False positives and exploits which are undetected

Security Products & Services Comodo WebInspector - CWI
1

We would be grateful for any information about false positives and exploits which are undetected by SiteInspector detection engine.

Thank you for all your feedbacks which help us to improve the detection technology.

2

Stickied.

3

http://siteinspector.comodo.com/public/reports/21003

http://siteinspector.comodo.com/public/reports/21007

:slight_smile:

http://siteinspector.comodo.com/public/reports/21016

4

idk if SI uses just the cloud or not.

but this is caught by comodo av but is said to be safe by SI

http://siteinspector.comodo.com/public/reports/21137

http://valkyrie.comodo.com/Result.aspx?sha1=328DFE45945A3E555614B8D83624C3D31BAB6453&&query=0&&filename=Le

http://www.virustotal.com/file-scan/report.html?id=3585fcbe71d13aeb9fb1f0e9a63f0e3e5b264d9b86249747ffe3cd04d4067e0e-1304142320

5

exploit:

http://siteinspector.comodo.com/public/reports/22005

6

http://siteinspector.comodo.com/public/reports/22441

7

This exploit http://siteinspector.comodo.com/public/reports/24028

creates this file on desktop: http://www.virustotal.com/file-scan/report.html?id=819805e042c621d2565b050fbce6f9dcde781d4ee2c4f7a8f2fa56b61d1cbe05-1304371147

and wants to run it.

(when you are using IE).

http://siteinspector.comodo.com/public/reports/30696 exploit not detected by si engine

active java exploit - http://siteinspector.comodo.com/public/reports/32379

undetected - http://siteinspector.comodo.com/public/reports/38213

8

it took a while but i finally found something thats undetected
http://siteinspector.comodo.com/public/reports/46941

http://valkyrie.comodo.com/Result.aspx?sha1=BDB0AEC982BFBCFBE65E16BB5BD832784ECB5CD5&&query=0&&filename=atualizar.exe

http://www.virustotal.com/file-scan/report.html?id=d68abae55e1dc9e8a20512437ea337a2404fcdf4a4e890a3de80f8852f989965-1307249089

9

It’s only because Comodo AV cannot detect it…
When it will be added to AV database it will be detected.
SI didn’t fail :).
Submit this file to the AV lab.

10

undetected java exploit
http://siteinspector.comodo.com/public/reports/108904

11

http://siteinspector.comodo.com/public/reports/171236

false positive

http://siteinspector.comodo.com/public/reports/171236 - FP? and other reffering to google

i believe that they are FP also:

http://siteinspector.comodo.com/public/reports/171426
http://siteinspector.comodo.com/public/reports/171379
http://siteinspector.comodo.com/public/reports/171658
http://siteinspector.comodo.com/public/reports/171625
http://siteinspector.comodo.com/public/reports/171553
http://siteinspector.comodo.com/public/reports/171497

12

if this is a FP then there are a lot because all its saying is a file was downloaded into temporary internet files which is what happens when you install a program

13

i think that it is working differently. it checks action preformed by browser without user premission.

14

maybe but i have tested SI against some legit download sites like filehippo.com and i put the link it for ccleaner installer and it flags it as a medium risk.

http://siteinspector.comodo.com/public/reports/172069

15

so that should be fixed asap …

16

idk if its a bug or if its desgined that way. maybe vadim or ross can give us some explanation

17

We are working to minimize the number of FP. Your feedback helps us. Next week we plan to release a new detection mechanism with a lot of improvements in this area.

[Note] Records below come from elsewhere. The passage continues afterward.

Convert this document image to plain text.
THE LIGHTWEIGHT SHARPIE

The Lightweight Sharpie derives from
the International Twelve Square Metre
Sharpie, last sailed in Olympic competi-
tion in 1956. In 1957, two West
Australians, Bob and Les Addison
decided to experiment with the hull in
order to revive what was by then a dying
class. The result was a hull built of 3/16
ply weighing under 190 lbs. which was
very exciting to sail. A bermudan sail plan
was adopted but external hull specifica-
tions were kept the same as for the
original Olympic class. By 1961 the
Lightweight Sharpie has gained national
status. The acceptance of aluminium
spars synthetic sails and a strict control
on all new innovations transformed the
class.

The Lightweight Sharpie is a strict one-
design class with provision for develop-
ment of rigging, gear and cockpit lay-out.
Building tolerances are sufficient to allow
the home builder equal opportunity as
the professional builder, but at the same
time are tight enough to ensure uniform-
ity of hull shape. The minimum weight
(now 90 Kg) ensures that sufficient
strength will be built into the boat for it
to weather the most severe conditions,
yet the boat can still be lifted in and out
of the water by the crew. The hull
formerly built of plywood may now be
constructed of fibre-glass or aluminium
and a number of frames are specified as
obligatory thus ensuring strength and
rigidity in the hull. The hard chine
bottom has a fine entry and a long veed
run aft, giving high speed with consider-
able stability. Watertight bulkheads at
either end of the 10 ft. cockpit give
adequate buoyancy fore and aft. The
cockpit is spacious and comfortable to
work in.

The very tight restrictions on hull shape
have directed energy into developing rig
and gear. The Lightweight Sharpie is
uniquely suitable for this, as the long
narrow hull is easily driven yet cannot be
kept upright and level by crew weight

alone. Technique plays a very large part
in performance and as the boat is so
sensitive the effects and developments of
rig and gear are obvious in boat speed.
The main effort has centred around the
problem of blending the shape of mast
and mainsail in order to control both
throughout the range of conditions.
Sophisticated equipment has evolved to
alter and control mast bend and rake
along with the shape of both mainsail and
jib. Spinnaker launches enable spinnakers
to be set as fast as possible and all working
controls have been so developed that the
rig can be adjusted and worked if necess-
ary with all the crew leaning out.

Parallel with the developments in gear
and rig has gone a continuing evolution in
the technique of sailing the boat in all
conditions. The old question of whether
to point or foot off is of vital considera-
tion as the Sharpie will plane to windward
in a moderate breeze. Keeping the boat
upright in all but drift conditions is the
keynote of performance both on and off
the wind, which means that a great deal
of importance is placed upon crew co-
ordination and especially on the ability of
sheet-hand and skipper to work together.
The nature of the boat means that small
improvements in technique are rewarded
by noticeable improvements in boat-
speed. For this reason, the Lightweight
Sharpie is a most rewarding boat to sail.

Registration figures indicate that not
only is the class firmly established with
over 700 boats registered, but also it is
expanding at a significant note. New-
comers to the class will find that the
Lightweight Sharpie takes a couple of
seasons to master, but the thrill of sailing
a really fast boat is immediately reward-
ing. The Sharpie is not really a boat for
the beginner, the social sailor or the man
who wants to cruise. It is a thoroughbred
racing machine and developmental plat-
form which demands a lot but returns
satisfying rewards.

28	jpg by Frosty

SI also has the design misunderstanding - “Medium Risk” it’s a suspicious URL, so SI can’t say that this URL really malicious. I think we change this in the next version of SI Web (August).

18

thank you vadim, looking to test it in early august.

19

thanks for the response. hope the scanning process is faster. i have seen big improvements over time with the scan speed but certain sites still take a while
this is a great product and i cant wait to see how comodo integrates it into CIS and CD. its going to be very beneficial

20

has the new detection mechanism been released?